September 7, 2010
RSR Research's latest report, "Defining Twenty-First Century Merchandising: Benchmark 2010" dicusses seven tenets of the modern merchandise planning process. These findings are based on a survey of 98 retailers this summer. SAP and SAS sponsored the report.
"The retail-thought process has genuinely and irrevocably changed," said Paula Rosenblum, a managing partner at RSR Research and co-author of the report. "Retailers are injecting science into a process that used to be heavily driven by art. It requires entirely new ways of thinking about merchandise planning, and the tenets we identified through the research are going to be critical for navigating the changes that are already impacting merchandising today."
Nikki Baird, also a managing partner at RSR Research and the report's co-author, said management must be careful when making changes.
"The thing retailers really need to be careful about is change management," said Baird. "Our survey found that retailers may understand the value of these science-based tools, but they don't really understand what they do or how they do it. That could lead to a backlash later on."

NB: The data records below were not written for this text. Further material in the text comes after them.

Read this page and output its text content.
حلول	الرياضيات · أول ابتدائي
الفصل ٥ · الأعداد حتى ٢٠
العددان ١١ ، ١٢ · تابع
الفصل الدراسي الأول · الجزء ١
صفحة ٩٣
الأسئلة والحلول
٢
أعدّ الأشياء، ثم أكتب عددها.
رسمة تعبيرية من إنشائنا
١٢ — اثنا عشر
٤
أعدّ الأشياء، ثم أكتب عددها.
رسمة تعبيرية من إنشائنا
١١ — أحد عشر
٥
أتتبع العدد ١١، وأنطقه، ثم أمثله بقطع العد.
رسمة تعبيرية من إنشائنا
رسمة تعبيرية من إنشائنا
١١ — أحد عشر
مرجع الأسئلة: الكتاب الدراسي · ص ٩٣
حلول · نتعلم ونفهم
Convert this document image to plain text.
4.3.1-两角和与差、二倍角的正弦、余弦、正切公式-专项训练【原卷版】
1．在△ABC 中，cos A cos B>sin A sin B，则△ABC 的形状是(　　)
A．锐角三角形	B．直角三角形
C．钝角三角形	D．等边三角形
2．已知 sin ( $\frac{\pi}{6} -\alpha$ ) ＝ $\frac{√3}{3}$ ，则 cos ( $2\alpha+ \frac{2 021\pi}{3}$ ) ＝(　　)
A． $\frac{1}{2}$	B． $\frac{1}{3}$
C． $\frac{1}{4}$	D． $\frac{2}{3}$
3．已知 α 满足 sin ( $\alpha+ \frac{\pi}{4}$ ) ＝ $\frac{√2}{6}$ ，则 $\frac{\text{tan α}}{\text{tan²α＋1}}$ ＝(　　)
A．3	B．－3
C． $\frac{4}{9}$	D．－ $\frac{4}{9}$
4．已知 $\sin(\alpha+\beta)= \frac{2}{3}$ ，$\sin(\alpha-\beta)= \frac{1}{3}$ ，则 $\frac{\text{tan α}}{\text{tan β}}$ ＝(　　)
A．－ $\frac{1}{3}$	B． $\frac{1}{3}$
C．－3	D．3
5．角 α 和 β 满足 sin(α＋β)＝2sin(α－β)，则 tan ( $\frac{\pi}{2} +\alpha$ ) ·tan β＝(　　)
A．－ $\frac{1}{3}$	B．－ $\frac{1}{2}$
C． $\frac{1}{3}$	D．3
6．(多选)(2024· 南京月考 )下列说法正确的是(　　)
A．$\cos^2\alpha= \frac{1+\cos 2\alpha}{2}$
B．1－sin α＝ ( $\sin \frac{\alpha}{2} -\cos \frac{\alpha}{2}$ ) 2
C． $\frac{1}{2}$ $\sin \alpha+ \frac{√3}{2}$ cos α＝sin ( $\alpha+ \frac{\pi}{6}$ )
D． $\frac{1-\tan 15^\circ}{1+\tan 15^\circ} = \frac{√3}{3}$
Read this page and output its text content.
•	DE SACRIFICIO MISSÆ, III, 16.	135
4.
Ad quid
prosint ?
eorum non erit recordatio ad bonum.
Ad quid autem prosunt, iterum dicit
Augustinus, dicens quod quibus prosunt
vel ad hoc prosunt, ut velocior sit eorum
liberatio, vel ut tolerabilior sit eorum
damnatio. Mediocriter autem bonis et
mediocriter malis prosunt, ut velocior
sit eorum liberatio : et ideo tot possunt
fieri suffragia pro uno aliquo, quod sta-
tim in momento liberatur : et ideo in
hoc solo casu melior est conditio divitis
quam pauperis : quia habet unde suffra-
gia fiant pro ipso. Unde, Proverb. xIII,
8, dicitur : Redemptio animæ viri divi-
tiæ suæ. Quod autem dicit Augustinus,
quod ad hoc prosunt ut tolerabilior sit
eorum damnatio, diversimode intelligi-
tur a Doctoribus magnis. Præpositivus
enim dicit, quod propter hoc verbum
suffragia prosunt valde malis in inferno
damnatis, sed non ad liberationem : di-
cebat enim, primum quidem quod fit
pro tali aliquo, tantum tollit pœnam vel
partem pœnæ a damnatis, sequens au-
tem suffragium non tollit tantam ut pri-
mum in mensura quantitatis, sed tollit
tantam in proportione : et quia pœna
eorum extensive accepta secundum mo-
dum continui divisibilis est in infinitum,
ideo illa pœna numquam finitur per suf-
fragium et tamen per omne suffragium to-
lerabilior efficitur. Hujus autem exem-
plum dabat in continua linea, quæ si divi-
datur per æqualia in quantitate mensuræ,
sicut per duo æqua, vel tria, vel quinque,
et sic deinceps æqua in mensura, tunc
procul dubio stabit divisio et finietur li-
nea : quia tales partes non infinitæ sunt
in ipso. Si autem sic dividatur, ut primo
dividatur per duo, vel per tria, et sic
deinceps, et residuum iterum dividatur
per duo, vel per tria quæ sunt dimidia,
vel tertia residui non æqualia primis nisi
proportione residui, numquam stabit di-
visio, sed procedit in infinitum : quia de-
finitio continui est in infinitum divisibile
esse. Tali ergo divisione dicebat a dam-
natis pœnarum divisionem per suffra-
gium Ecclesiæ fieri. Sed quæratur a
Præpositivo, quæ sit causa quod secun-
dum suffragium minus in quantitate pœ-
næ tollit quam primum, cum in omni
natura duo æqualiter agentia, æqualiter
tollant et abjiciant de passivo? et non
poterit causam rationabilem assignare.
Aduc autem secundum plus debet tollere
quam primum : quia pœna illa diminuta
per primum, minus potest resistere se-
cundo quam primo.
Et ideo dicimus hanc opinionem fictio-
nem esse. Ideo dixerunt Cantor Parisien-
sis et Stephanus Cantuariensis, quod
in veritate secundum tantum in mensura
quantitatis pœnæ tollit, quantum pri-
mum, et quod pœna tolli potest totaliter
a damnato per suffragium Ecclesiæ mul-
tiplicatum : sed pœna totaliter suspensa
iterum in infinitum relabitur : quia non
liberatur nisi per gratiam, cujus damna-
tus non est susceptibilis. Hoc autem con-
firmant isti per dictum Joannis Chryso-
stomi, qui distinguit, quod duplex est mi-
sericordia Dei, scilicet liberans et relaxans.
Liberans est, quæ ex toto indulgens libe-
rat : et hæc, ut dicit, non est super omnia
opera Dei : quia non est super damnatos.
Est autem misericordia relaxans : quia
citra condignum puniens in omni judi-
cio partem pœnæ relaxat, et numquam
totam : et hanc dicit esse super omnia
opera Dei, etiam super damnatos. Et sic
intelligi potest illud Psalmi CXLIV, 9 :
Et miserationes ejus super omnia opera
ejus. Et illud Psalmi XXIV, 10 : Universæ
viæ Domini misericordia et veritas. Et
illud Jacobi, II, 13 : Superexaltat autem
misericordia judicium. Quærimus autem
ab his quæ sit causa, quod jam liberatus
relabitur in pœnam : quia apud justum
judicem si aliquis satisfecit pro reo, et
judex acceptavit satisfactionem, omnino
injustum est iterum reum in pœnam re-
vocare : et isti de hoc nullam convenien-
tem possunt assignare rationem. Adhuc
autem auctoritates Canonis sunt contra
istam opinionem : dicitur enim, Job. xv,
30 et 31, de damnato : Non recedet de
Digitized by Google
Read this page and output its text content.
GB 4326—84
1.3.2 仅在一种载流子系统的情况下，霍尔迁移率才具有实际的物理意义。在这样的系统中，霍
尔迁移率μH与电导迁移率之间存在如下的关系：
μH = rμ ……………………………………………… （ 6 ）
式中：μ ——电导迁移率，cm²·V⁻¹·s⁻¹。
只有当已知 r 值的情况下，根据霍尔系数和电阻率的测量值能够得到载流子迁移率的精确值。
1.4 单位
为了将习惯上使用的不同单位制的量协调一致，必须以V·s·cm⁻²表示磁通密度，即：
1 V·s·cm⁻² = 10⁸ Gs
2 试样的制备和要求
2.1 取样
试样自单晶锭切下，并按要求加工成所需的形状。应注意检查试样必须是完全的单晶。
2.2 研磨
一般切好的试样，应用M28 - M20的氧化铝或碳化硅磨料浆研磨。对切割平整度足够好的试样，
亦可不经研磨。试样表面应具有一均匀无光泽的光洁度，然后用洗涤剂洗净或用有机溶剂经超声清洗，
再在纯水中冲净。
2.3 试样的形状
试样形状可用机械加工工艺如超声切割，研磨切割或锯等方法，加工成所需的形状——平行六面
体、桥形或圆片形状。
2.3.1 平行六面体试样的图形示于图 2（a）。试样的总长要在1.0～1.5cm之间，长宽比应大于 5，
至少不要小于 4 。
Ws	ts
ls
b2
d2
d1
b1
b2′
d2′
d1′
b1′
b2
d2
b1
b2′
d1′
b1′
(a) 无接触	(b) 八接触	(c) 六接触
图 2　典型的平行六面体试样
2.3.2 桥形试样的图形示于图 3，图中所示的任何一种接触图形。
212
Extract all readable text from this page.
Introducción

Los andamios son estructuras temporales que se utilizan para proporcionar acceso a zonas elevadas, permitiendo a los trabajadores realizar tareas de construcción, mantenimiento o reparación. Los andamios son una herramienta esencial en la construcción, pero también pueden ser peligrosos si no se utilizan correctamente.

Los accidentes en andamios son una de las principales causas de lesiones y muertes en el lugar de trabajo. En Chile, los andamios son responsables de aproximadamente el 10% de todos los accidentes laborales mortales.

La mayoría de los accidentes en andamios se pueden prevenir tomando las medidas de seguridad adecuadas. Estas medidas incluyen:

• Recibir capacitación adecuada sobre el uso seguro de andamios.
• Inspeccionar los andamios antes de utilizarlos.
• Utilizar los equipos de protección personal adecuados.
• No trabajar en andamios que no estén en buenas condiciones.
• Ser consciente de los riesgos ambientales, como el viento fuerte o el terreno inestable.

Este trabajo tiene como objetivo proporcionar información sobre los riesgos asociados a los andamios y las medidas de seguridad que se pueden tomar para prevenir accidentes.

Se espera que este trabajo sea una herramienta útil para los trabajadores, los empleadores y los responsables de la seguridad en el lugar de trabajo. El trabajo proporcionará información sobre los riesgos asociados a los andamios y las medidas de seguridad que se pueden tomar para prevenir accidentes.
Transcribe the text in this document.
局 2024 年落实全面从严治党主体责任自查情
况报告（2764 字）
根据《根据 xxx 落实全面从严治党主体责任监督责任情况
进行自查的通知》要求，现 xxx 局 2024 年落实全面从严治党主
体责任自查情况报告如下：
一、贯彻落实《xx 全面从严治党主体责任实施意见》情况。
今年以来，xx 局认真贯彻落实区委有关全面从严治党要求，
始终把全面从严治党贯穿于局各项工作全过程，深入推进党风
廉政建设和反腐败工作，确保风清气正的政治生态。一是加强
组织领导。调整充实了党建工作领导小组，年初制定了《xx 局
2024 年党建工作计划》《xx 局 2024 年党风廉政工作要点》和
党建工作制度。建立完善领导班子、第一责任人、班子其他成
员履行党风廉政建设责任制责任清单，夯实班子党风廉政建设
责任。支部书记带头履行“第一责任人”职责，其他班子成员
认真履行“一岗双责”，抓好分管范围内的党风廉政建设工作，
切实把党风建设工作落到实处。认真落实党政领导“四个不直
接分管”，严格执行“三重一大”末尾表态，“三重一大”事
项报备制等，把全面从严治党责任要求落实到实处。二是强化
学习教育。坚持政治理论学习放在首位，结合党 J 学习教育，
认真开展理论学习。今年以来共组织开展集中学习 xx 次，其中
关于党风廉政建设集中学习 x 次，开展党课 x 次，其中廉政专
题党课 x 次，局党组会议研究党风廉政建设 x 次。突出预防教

RSR's research identified seven tenets of 21st century merchandising:
#1: optimization in merchandising spans products, prices, and processes
#2: ensure that merchants have a solid understanding of their tools
#3: do not tinker with local assortments without broad due diligence
#4: marketing must be an integral part of merchandise planning and execution
#5: retailers will cross-pollinate best practices across segments
#6: this shift in merchandising capabilities is strategic, not tactical
#7: merchants are no longer the intersection point between customer insights and product plans
"Defining Twenty-First Century Merchandising: Benchmark 2010" contains analysis of the business drivers, opportunities, and organizational constraints surrounding merchandise planning and execution, as well as recommendations for creating successful merchandising capabilities.